While poring over once-secret documents for the Christian Science Monitor, Bryson and medical writer Joel Griffiths discovered how fluoride’s promotion as a “decay fighter” was linked to the earliest days of the Pentagon’s atomic weapons program. When the Monitor elected not to publish their findings, Griffiths and Bryson brought the story to Earth Island Journal. The subsequent cover story, “Behind the Fluoridation of America: DuPont, the Pentagon and the A-Bomb” (EIJ, Winter 1997-98), was a Project Censored Award-winner.

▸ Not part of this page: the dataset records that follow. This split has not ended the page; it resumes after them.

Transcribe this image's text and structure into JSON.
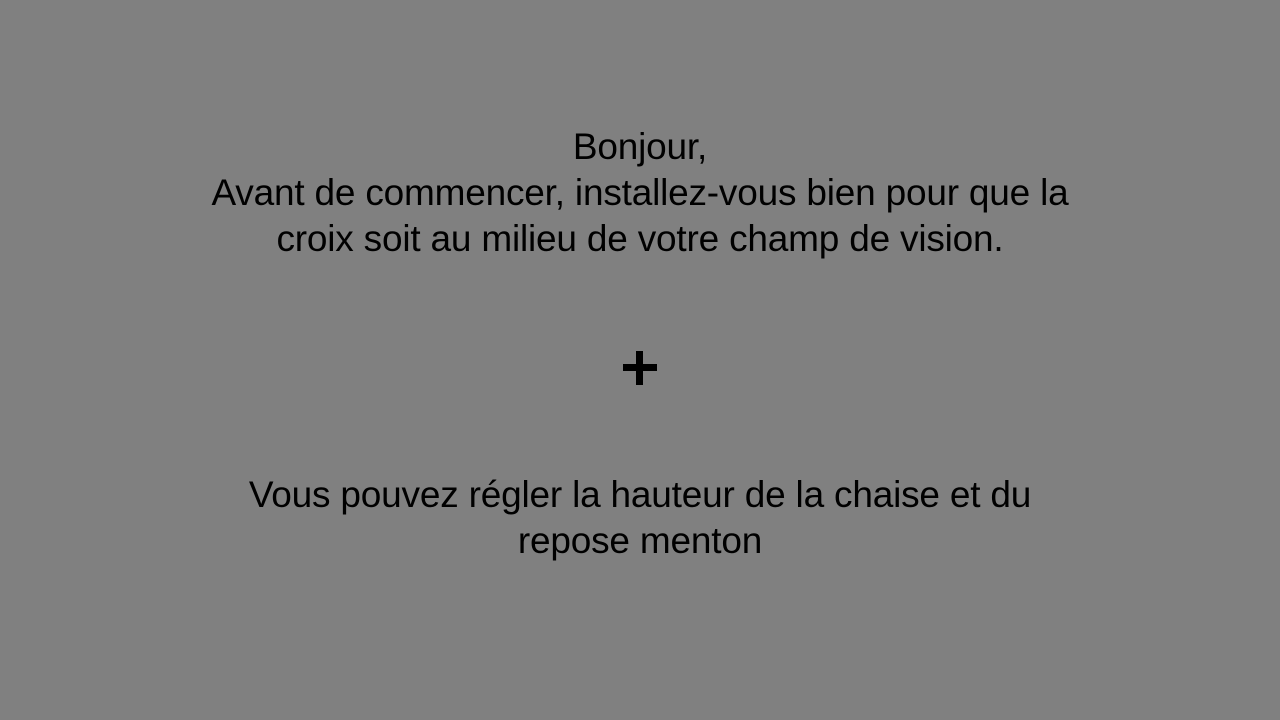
{
  "instructions": {
    "greeting": "Bonjour,",
    "line1": "Avant de commencer, installez-vous bien pour que la",
    "line2": "croix soit au milieu de votre champ de vision.",
    "adjust_line1": "Vous pouvez régler la hauteur de la chaise et du",
    "adjust_line2": "repose menton"
  },
  "fixation": {
    "icon": "plus-icon",
    "color": "#000000"
  },
  "colors": {
    "background": "#808080",
    "text": "#000000"
  }
}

Here’s the story again, in brief: The Pentagon’s bomb-makers needed fluorine to produce uranium hexafluoride. In 1946, an accident at a secret DuPont-run weapons plant in Deepwater, New Jersey, prompted a lawsuit by owners of contaminated farmland. To counter the lawsuit (and protect its secret bomb program), the Pentagon conspired to redefine fluoride emissions as “benign.” Formerly classified documents revealed that the idea to “counteract the local fear of fluoride … through lectures on … the usefulness of F in tooth health” originated with Harold C. Hodge, a fluoride toxicologist with the Manhattan Project. (For the complete tale, see Bryson’s book, The Fluoride Deception.)
It has taken nearly a half-century to cut fluoridation levels by half. But critics note the new standard remains a mere “recommendation” unless approved by the EPA’s Office of Drinking Water. Even then, the new standard still would expose 1 in 200 US kids to dental fluorosis. And there are other risks: The National Research Council has linked fluoride exposure to bone fractures and crippling skeletal fluorosis, which is commonly misdiagnosed as arthritis.
In the aftermath of the DHHS’s landmark ruling, Paul Connett, director of the Fluoride Action Network and author of the new book, The Case Against Fluoride, is hopeful that fluoride’s days are numbered. “Now we can concentrate on getting the EPA water division to do an honest job,” he says.
And maybe we can also retire the nuclear weapons that fluorides made possible.
Gar Smith is the Journal’s Editor Emeritus. He is a member of Fluoride Action Network’s Advisory Board.